Hite didn’t have to make the nearly 900-mile drive from his home in Arizona to compete in the tournament, but he did “because it’s Clear Lake,” he said, referring to the lake’s reputation for being a top-notch bass fishery.

While Hite didn’t question the algae bloom theory he suspects the chemicals being used to control the spread of aquatic vegetation may have accelerated the process. He cited a prolonged heat wave in Northern California that coincided with the treatment application.

“This happens all over the country, but we’re talking about one of, if not, the best bass lakes in the U.S. over the years,” Hite said. “There’s no reason for them to extinguish the grass to that extent. There’s no water flow through the lake so they’re just poisoning the water, which is the opposite of everything California stands for.
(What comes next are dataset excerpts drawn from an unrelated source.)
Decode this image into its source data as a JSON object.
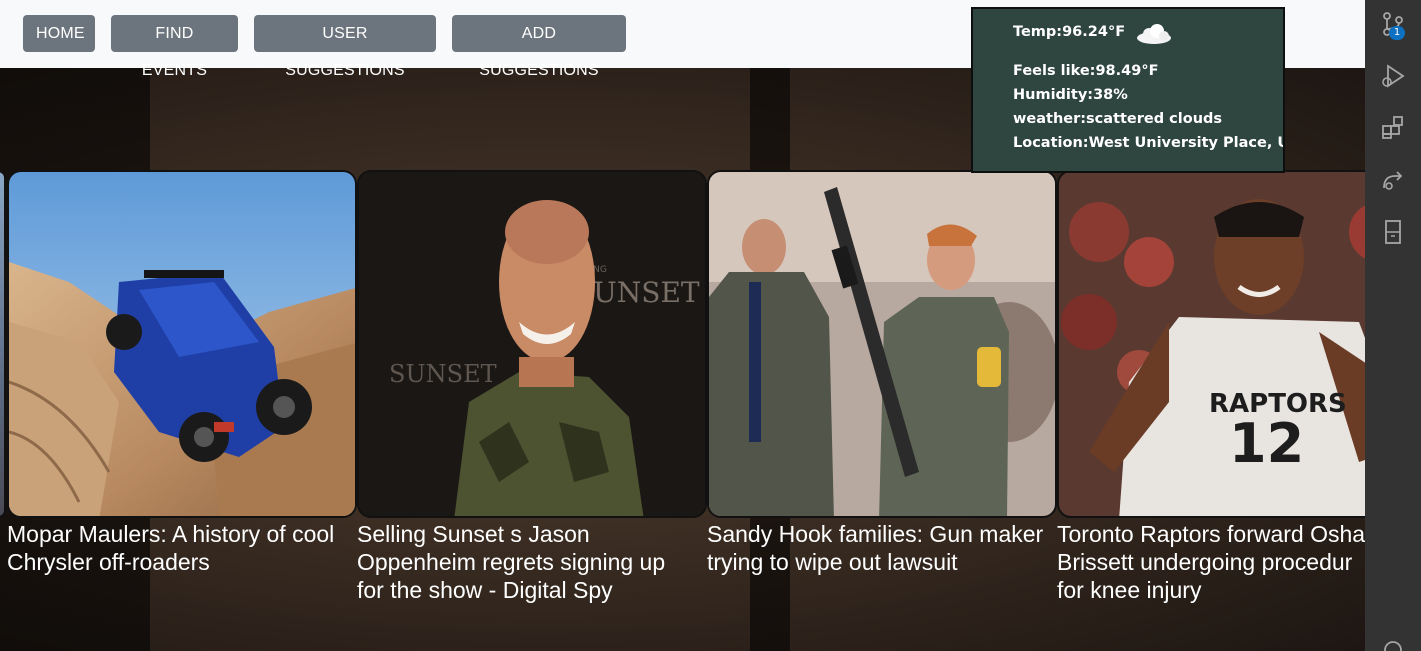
{
  "nav": {
    "home": "HOME",
    "find_events": "FIND EVENTS",
    "user_suggestions": "USER SUGGESTIONS",
    "add_suggestions": "ADD SUGGESTIONS"
  },
  "weather": {
    "temp": "Temp:96.24°F",
    "feels_like": "Feels like:98.49°F",
    "humidity": "Humidity:38%",
    "description": "weather:scattered clouds",
    "location": "Location:West University Place, US",
    "icon": "cloud-icon"
  },
  "cards": [
    {
      "title_lines": [
        "Mopar Maulers: A history of cool",
        "Chrysler off-roaders"
      ],
      "image": "blue-jeep-on-rocks"
    },
    {
      "title_lines": [
        "Selling Sunset s Jason",
        "Oppenheim regrets signing up",
        "for the show - Digital Spy"
      ],
      "image": "man-selling-sunset-backdrop"
    },
    {
      "title_lines": [
        "Sandy Hook families: Gun maker",
        "trying to wipe out lawsuit"
      ],
      "image": "officer-holding-rifle"
    },
    {
      "title_lines": [
        "Toronto Raptors forward Osha",
        "Brissett undergoing procedur",
        "for knee injury"
      ],
      "image": "raptors-player-12"
    }
  ],
  "sidebar": {
    "badge": "1",
    "icons": [
      "source-control-icon",
      "run-debug-icon",
      "extensions-icon",
      "remote-icon",
      "notebook-icon",
      "settings-gear-icon"
    ]
  },
  "colors": {
    "nav_button": "#6c757d",
    "nav_bar": "#f8f9fa",
    "weather_bg": "#2f4540",
    "sidebar_bg": "#333333",
    "badge": "#0e70c0"
  }
}
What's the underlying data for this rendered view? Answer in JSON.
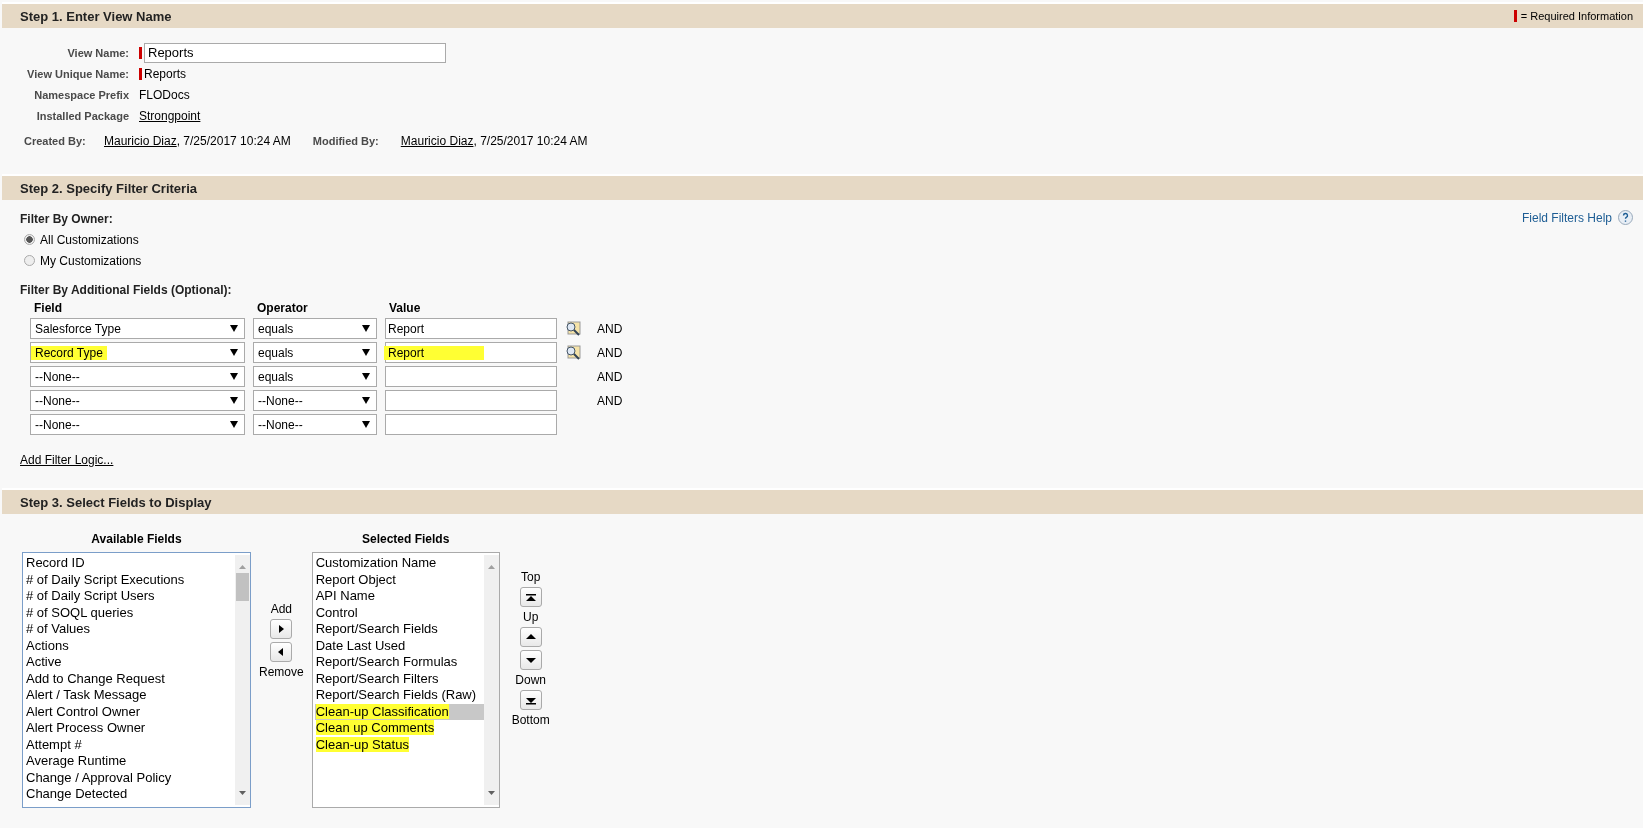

“It makes no sense to me why they’re putting chemicals in the water like they are. The same people approving this are the ones out buying organic fruits and vegetables.”

Lintner, who is a frequent visitor to Clear Lake, said he isn’t likely to return this year.

“The lake can rebound because it’s a natural lake, but if this keeps up we might as well stop going there,” Lintner said.

Lintner, Hite and other anglers are considering circulating a petition to raise awareness about the conditions at Clear Lake to engage lawmakers in meaningful discussions about fishery management.